Paste any X (Twitter) handle for an instant bot likelihood score. Powered by BotBlock — the same engine ReplySocial uses to filter spam replies in real time — this free checker analyzes 30+ signals across account metadata, posting behavior, and language patterns to classify any account as Human, Suspicious, or Spam.
Bot detection on X in 2026 is harder than it was five years ago. Modern spam accounts use AI-generated text, mature accounts (purchased and aged), and human-shaped posting patterns to defeat naive checks. A robust detector has to combine signals across several categories.
BotBlock uses 30+ signals across three layers. Metadata signals look at account age, follower-to-following ratio, blue check (paid vs verified), bio content, and known scam patterns like Telegram or WhatsApp links. Behavioral signals track reply velocity (sub-30-second median gaps are bot-class), 24/7 activity, and content duplication across posts. Linguistic signals catch AI-vocabulary clustering, sycophantic openers, hidden Unicode, em-dash abuse, and tier-keyed scam phrases. No single signal triggers a verdict; tiers come from converging evidence.
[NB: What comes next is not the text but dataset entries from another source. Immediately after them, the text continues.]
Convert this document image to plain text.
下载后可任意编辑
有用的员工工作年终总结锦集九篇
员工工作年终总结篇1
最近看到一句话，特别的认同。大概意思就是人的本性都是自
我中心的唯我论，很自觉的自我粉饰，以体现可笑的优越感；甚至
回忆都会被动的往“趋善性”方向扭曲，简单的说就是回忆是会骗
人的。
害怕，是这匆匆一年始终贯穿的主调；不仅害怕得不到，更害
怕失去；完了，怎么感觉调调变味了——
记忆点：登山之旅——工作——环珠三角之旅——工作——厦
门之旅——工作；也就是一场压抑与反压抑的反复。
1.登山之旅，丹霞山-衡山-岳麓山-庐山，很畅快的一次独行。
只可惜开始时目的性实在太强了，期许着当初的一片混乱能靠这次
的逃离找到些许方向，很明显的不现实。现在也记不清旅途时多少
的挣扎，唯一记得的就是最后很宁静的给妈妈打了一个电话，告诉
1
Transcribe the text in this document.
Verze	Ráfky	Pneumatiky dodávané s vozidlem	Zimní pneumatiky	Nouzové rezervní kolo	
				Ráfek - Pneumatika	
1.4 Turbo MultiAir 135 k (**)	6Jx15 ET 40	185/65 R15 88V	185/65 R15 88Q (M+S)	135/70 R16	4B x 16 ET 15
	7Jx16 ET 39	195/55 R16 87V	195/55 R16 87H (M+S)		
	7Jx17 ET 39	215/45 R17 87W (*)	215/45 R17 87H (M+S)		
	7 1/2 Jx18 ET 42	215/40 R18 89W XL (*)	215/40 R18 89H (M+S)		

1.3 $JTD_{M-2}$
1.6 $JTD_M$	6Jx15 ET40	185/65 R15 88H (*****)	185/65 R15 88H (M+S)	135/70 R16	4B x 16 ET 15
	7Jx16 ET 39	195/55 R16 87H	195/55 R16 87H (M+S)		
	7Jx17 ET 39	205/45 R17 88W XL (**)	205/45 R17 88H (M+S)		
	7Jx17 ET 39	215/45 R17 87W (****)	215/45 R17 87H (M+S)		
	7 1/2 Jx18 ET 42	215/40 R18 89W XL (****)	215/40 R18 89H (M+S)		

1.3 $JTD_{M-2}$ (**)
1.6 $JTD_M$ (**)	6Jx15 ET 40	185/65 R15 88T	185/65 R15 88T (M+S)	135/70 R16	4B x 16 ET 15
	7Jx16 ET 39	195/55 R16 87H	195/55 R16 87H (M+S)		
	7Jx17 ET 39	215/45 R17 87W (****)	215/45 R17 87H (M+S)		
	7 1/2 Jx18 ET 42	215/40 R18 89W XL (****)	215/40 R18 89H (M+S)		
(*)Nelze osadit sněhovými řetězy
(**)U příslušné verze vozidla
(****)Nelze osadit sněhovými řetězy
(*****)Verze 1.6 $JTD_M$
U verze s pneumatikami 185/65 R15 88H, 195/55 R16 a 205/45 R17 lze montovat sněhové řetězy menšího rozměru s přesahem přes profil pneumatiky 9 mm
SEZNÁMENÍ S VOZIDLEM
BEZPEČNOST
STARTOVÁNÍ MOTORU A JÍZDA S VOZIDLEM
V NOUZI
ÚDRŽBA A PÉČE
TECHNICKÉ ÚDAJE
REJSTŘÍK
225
Botometer is the academic incumbent — built at Indiana University and widely cited in research. It's a strong tool for batch analysis and academic work, but it's slow, dated on modern AI-bot patterns, and not built for real-time inbox filtering. BotBlock is built for the latter use case: low-latency, modern signals, integrated with a reply inbox.
X's native spam filter operates platform-wide and is intentionally conservative — it only catches the most obvious cases to avoid false positives at scale. The gray zone (rapid-reply farms, AI-generated answers, scam-link bios) consistently passes X's filter but gets caught by BotBlock. The two are complementary; a serious power user benefits from both.
If you're trying to spot a bot manually without our tool, focus on five tells. (1) Account age combined with high posting volume — a 90-day-old account with 5,000 posts is almost certainly automated. (2) Follower-to-following ratio above 3:1 in the wrong direction (following >> followers). (3) Bio content with Telegram/WhatsApp links or AI buzzword clusters. (4) Reply timestamps clustering at sub-minute gaps. (5) Em-dash overuse (more than 2% of characters) combined with AI-vocabulary words like "delve", "tapestry", "multifaceted", or "holistic."
BotBlock looks at all five plus 25 more, weighs them dynamically (positive signals like established account age can offset minor red flags), and renders a single 0-10 score with the contributing signals visible.
The instinct is to only check accounts that look suspicious. The problem is that modern spam accounts are designed to look normal at a glance. They use real photos, plausible bios, and scattered original posts. The signals that give them away are quantitative, not qualitative — the kinds of patterns a human can't spot in two seconds.
ReplySocial scores every X reply automatically in the background, so by the time you see a reply in your inbox you already know the tier. The Hide-bots filter then removes them in one click. This free tool runs the same engine on demand for any account, so you can spot-check before engaging publicly with someone whose vibe seems off.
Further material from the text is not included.